Proyectada desde esta
nueva arquitectura temporal, Emar crea un ejemplo de novela quántica que sitúa
su origen en la reinterpretación del tiempo literario apuntado en Las
confesiones por San Agustín de Ipona (no en vano, la acción se desarrolla
en San Agustín de Tango). “La Taberna de los Descalzos” (descalzos van los
monjes, los ascetas, quienes han obtenido un mayor nivel de conocimiento) es un
lugar en donde se produce una iniciación al conocimiento, un saber secreto y
diferenciador -sí, diferenciador porque con él se alcanza a Dios- que no será
otro que la simultaneidad del tiempo. Emar somete a su protagonista a un
complejo proceso mental circular una vez reconocida esta verdad, en un texto
que, entonces, se podría denominar como novela cosmológica. La novela, fiel a
esta reinterpretación del espacio y del tiempo, se pliega a dos técnicas
diferentes: una espacialización del tiempo y una temporalización del espacio.
El hombre convertido, así, en un universo propio que alcanza el conocimiento.

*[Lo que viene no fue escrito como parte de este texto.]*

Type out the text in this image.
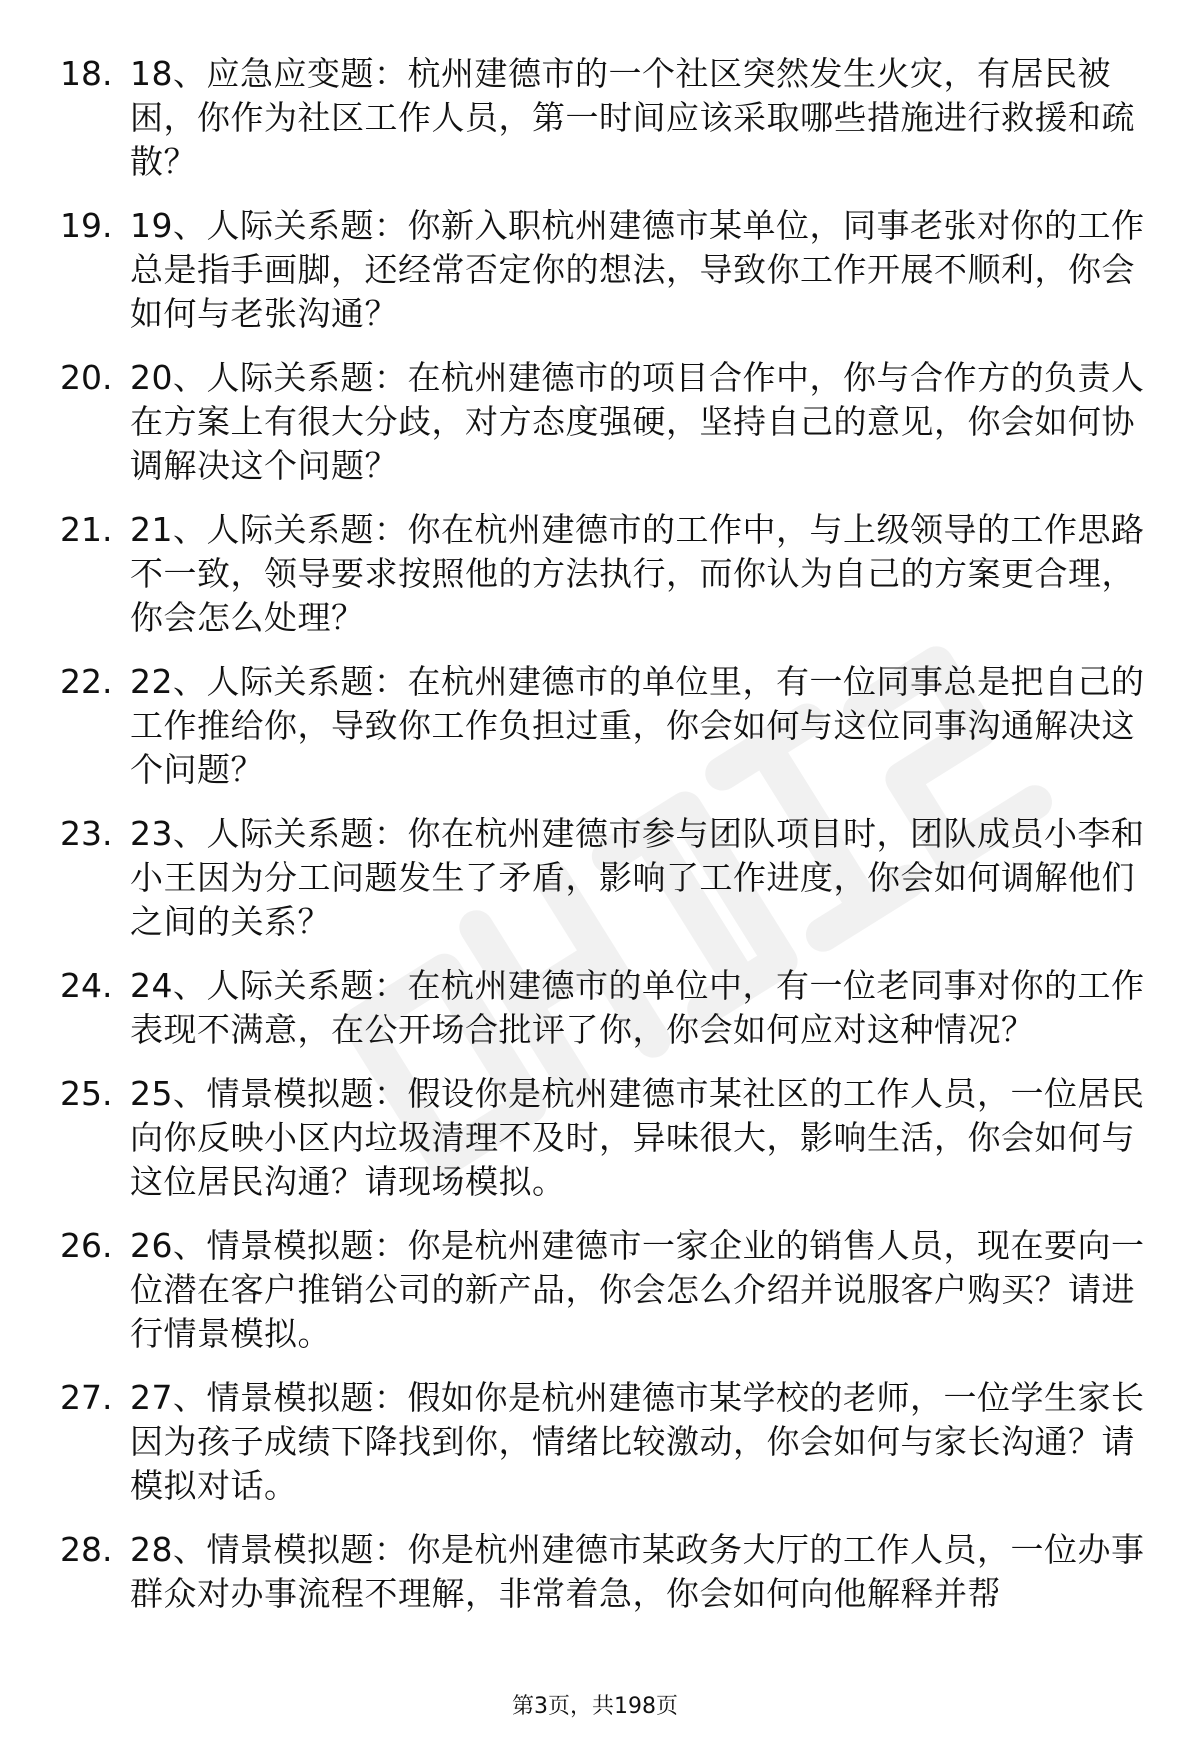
18. 18、应急应变题：杭州建德市的一个社区突然发生火灾，有居民被困，你作为社区工作人员，第一时间应该采取哪些措施进行救援和疏散？
19. 19、人际关系题：你新入职杭州建德市某单位，同事老张对你的工作总是指手画脚，还经常否定你的想法，导致你工作开展不顺利，你会如何与老张沟通？
20. 20、人际关系题：在杭州建德市的项目合作中，你与合作方的负责人在方案上有很大分歧，对方态度强硬，坚持自己的意见，你会如何协调解决这个问题？
21. 21、人际关系题：你在杭州建德市的工作中，与上级领导的工作思路不一致，领导要求按照他的方法执行，而你认为自己的方案更合理，你会怎么处理？
22. 22、人际关系题：在杭州建德市的单位里，有一位同事总是把自己的工作推给你，导致你工作负担过重，你会如何与这位同事沟通解决这个问题？
23. 23、人际关系题：你在杭州建德市参与团队项目时，团队成员小李和小王因为分工问题发生了矛盾，影响了工作进度，你会如何调解他们之间的关系？
24. 24、人际关系题：在杭州建德市的单位中，有一位老同事对你的工作表现不满意，在公开场合批评了你，你会如何应对这种情况？
25. 25、情景模拟题：假设你是杭州建德市某社区的工作人员，一位居民向你反映小区内垃圾清理不及时，异味很大，影响生活，你会如何与这位居民沟通？请现场模拟。
26. 26、情景模拟题：你是杭州建德市一家企业的销售人员，现在要向一位潜在客户推销公司的新产品，你会怎么介绍并说服客户购买？请进行情景模拟。
27. 27、情景模拟题：假如你是杭州建德市某学校的老师，一位学生家长因为孩子成绩下降找到你，情绪比较激动，你会如何与家长沟通？请模拟对话。
28. 28、情景模拟题：你是杭州建德市某政务大厅的工作人员，一位办事群众对办事流程不理解，非常着急，你会如何向他解释并帮
第3页，共198页
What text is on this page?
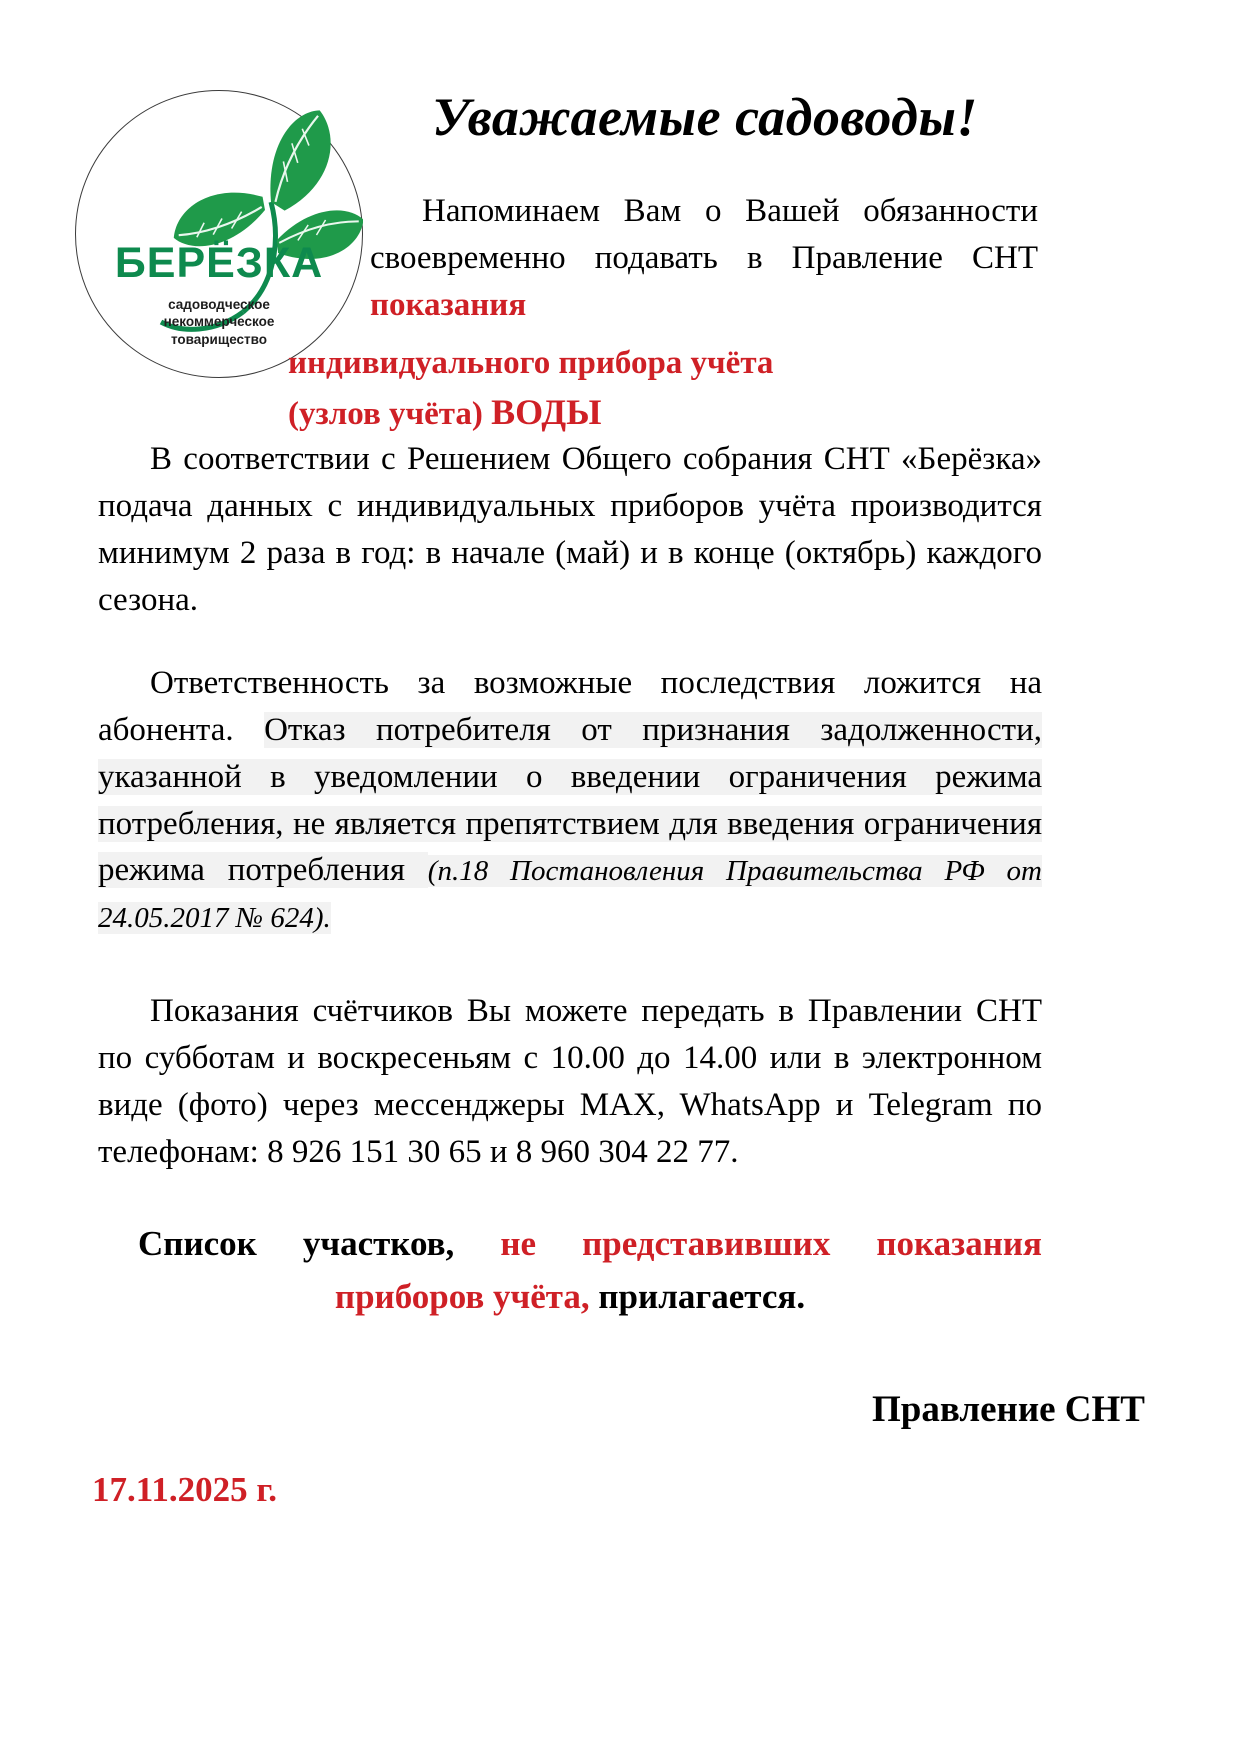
БЕРЁЗКА
садоводческое
некоммерческое
товарищество
Уважаемые садоводы!
Напоминаем Вам о Вашей обязанности своевременно подавать в Правление СНТ показания
индивидуального прибора учёта
(узлов учёта) ВОДЫ
В соответствии с Решением Общего собрания СНТ «Берёзка» подача данных с индивидуальных приборов учёта производится минимум 2 раза в год: в начале (май) и в конце (октябрь) каждого сезона.
Ответственность за возможные последствия ложится на абонента. Отказ потребителя от признания задолженности, указанной в уведомлении о введении ограничения режима потребления, не является препятствием для введения ограничения режима потребления (п.18 Постановления Правительства РФ от 24.05.2017 № 624).
Показания счётчиков Вы можете передать в Правлении СНТ по субботам и воскресеньям с 10.00 до 14.00 или в электронном виде (фото) через мессенджеры MAX, WhatsApp и Telegram по телефонам: 8 926 151 30 65 и 8 960 304 22 77.
Список участков, не представивших показания приборов учёта, прилагается.
Правление СНТ
17.11.2025 г.
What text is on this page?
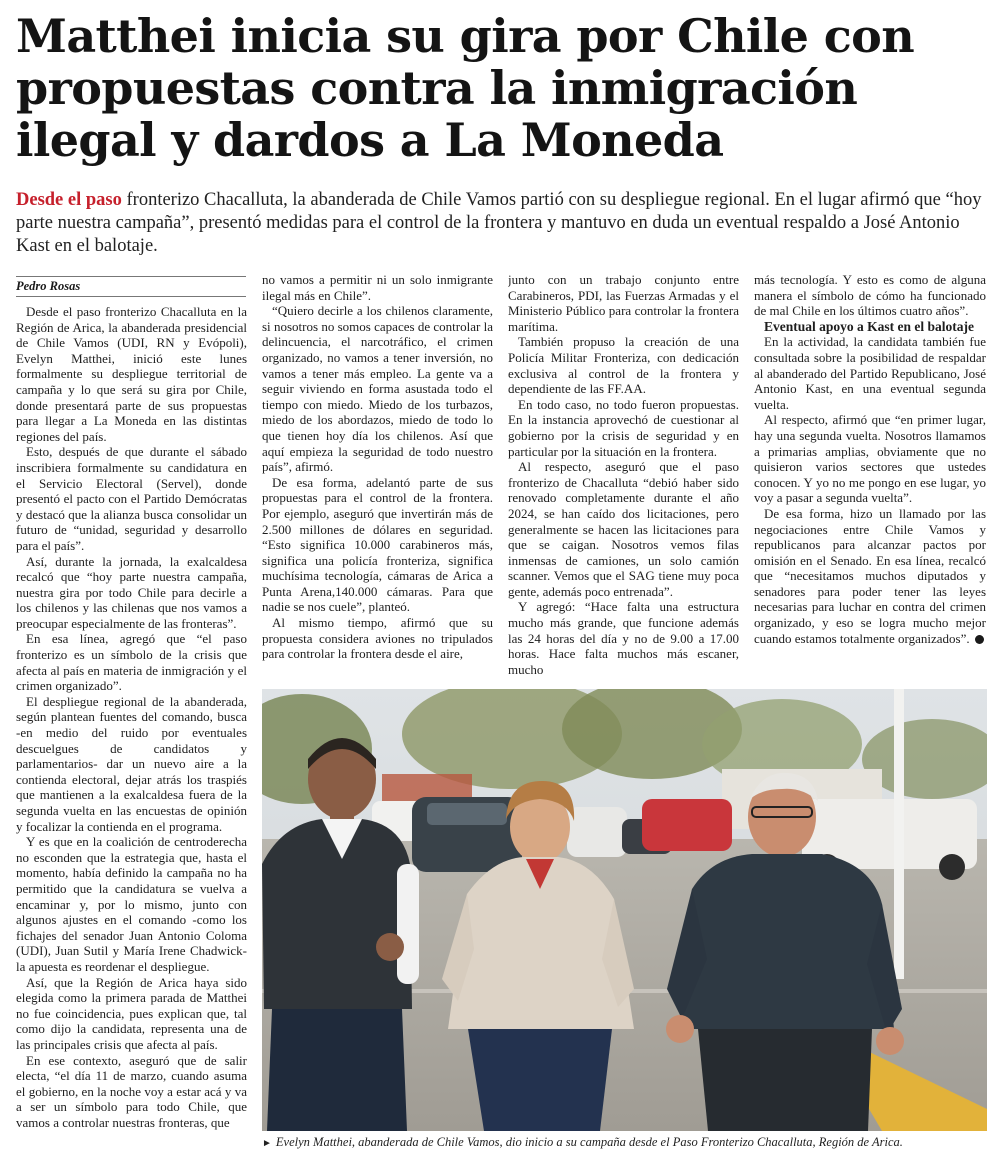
Matthei inicia su gira por Chile con propuestas contra la inmigración ilegal y dardos a La Moneda

Desde el paso fronterizo Chacalluta, la abanderada de Chile Vamos partió con su despliegue regional. En el lugar afirmó que “hoy parte nuestra campaña”, presentó medidas para el control de la frontera y mantuvo en duda un eventual respaldo a José Antonio Kast en el balotaje.

Pedro Rosas

Desde el paso fronterizo Chacalluta en la Región de Arica, la abanderada presidencial de Chile Vamos (UDI, RN y Evópoli), Evelyn Matthei, inició este lunes formalmente su despliegue territorial de campaña y lo que será su gira por Chile, donde presentará parte de sus propuestas para llegar a La Moneda en las distintas regiones del país.

Esto, después de que durante el sábado inscribiera formalmente su candidatura en el Servicio Electoral (Servel), donde presentó el pacto con el Partido Demócratas y destacó que la alianza busca consolidar un futuro de “unidad, seguridad y desarrollo para el país”.

Así, durante la jornada, la exalcaldesa recalcó que “hoy parte nuestra campaña, nuestra gira por todo Chile para decirle a los chilenos y las chilenas que nos vamos a preocupar especialmente de las fronteras”.

En esa línea, agregó que “el paso fronterizo es un símbolo de la crisis que afecta al país en materia de inmigración y el crimen organizado”.

El despliegue regional de la abanderada, según plantean fuentes del comando, busca -en medio del ruido por eventuales descuelgues de candidatos y parlamentarios- dar un nuevo aire a la contienda electoral, dejar atrás los traspiés que mantienen a la exalcaldesa fuera de la segunda vuelta en las encuestas de opinión y focalizar la contienda en el programa.

Y es que en la coalición de centroderecha no esconden que la estrategia que, hasta el momento, había definido la campaña no ha permitido que la candidatura se vuelva a encaminar y, por lo mismo, junto con algunos ajustes en el comando -como los fichajes del senador Juan Antonio Coloma (UDI), Juan Sutil y María Irene Chadwick- la apuesta es reordenar el despliegue.

Así, que la Región de Arica haya sido elegida como la primera parada de Matthei no fue coincidencia, pues explican que, tal como dijo la candidata, representa una de las principales crisis que afecta al país.

En ese contexto, aseguró que de salir electa, “el día 11 de marzo, cuando asuma el gobierno, en la noche voy a estar acá y va a ser un símbolo para todo Chile, que vamos a controlar nuestras fronteras, que

no vamos a permitir ni un solo inmigrante ilegal más en Chile”.

“Quiero decirle a los chilenos claramente, si nosotros no somos capaces de controlar la delincuencia, el narcotráfico, el crimen organizado, no vamos a tener inversión, no vamos a tener más empleo. La gente va a seguir viviendo en forma asustada todo el tiempo con miedo. Miedo de los turbazos, miedo de los abordazos, miedo de todo lo que tienen hoy día los chilenos. Así que aquí empieza la seguridad de todo nuestro país”, afirmó.

De esa forma, adelantó parte de sus propuestas para el control de la frontera. Por ejemplo, aseguró que invertirán más de 2.500 millones de dólares en seguridad. “Esto significa 10.000 carabineros más, significa una policía fronteriza, significa muchísima tecnología, cámaras de Arica a Punta Arena,140.000 cámaras. Para que nadie se nos cuele”, planteó.

Al mismo tiempo, afirmó que su propuesta considera aviones no tripulados para controlar la frontera desde el aire,

junto con un trabajo conjunto entre Carabineros, PDI, las Fuerzas Armadas y el Ministerio Público para controlar la frontera marítima.

También propuso la creación de una Policía Militar Fronteriza, con dedicación exclusiva al control de la frontera y dependiente de las FF.AA.

En todo caso, no todo fueron propuestas. En la instancia aprovechó de cuestionar al gobierno por la crisis de seguridad y en particular por la situación en la frontera.

Al respecto, aseguró que el paso fronterizo de Chacalluta “debió haber sido renovado completamente durante el año 2024, se han caído dos licitaciones, pero generalmente se hacen las licitaciones para que se caigan. Nosotros vemos filas inmensas de camiones, un solo camión scanner. Vemos que el SAG tiene muy poca gente, además poco entrenada”.

Y agregó: “Hace falta una estructura mucho más grande, que funcione además las 24 horas del día y no de 9.00 a 17.00 horas. Hace falta muchos más escaner, mucho

más tecnología. Y esto es como de alguna manera el símbolo de cómo ha funcionado de mal Chile en los últimos cuatro años”.

Eventual apoyo a Kast en el balotaje

En la actividad, la candidata también fue consultada sobre la posibilidad de respaldar al abanderado del Partido Republicano, José Antonio Kast, en una eventual segunda vuelta.

Al respecto, afirmó que “en primer lugar, hay una segunda vuelta. Nosotros llamamos a primarias amplias, obviamente que no quisieron varios sectores que ustedes conocen. Y yo no me pongo en ese lugar, yo voy a pasar a segunda vuelta”.

De esa forma, hizo un llamado por las negociaciones entre Chile Vamos y republicanos para alcanzar pactos por omisión en el Senado. En esa línea, recalcó que “necesitamos muchos diputados y senadores para poder tener las leyes necesarias para luchar en contra del crimen organizado, y eso se logra mucho mejor cuando estamos totalmente organizados”.

► Evelyn Matthei, abanderada de Chile Vamos, dio inicio a su campaña desde el Paso Fronterizo Chacalluta, Región de Arica.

Semejante conocimiento lo poseía ya el personaje decapitado, y también lo posee
el pintor, que con sus dosis de colores obsesivas equilibra en formas quánticas
de materia y de anti-materia el mundo, basándose en los teoremas de los
contrarios. El conocimiento, sin embargo, entraña sus peligros, y no es
conveniente revelarlo, de ahí que el protagonista deba atravesar por el texto
como en una especie de viaje iniciático (que abarca desde la contemplación de
la ejecución del decapitado hasta la visita al pintor, que ya es un verdadero
maestro); sólo así, el personaje central podrá hallar su propia epifanía del
espacio-tiempo oculta en los urinarios.
Después, como una especie
de Funes el memorioso, pero del tiempo y no del recuerdo, el protagonista
disparará sus procesos mentales en los que todo el día de ayer volverá a repetirse sin posibilidad de freno, una y
otra vez, en una suspensión quántica y circular del tiempo que no será sino una
ascensión al conocimiento por una especie de escalera de Jacob con forma
de caracol -una escalera laberíntica que conduce a la eternidad de esa
circularidad, a lo Escher- y que dará por cumplimentado el proceso cosmogónico
y, si se nos apura, hasta astral, que se inició con un vía crucis
delirante y que terminó con una explosión, un big-bang, un punto de fuga:
Aleph que demuestra que los
hombres son rehenes de sus propios esquemas mentales. Algo que ya sabía muy
bien, o mejor sería apuntar, en la línea en que nos movemos con el texto Ayer,
algo que ya conocía perfectamente San Agustín de Ipona.
Cuántico,
borgiano (¡claro que sí!), iniciático e iluminado. Un trabajo abrumador de un
autor minoritario de talento descomunal en una narración sorprendente.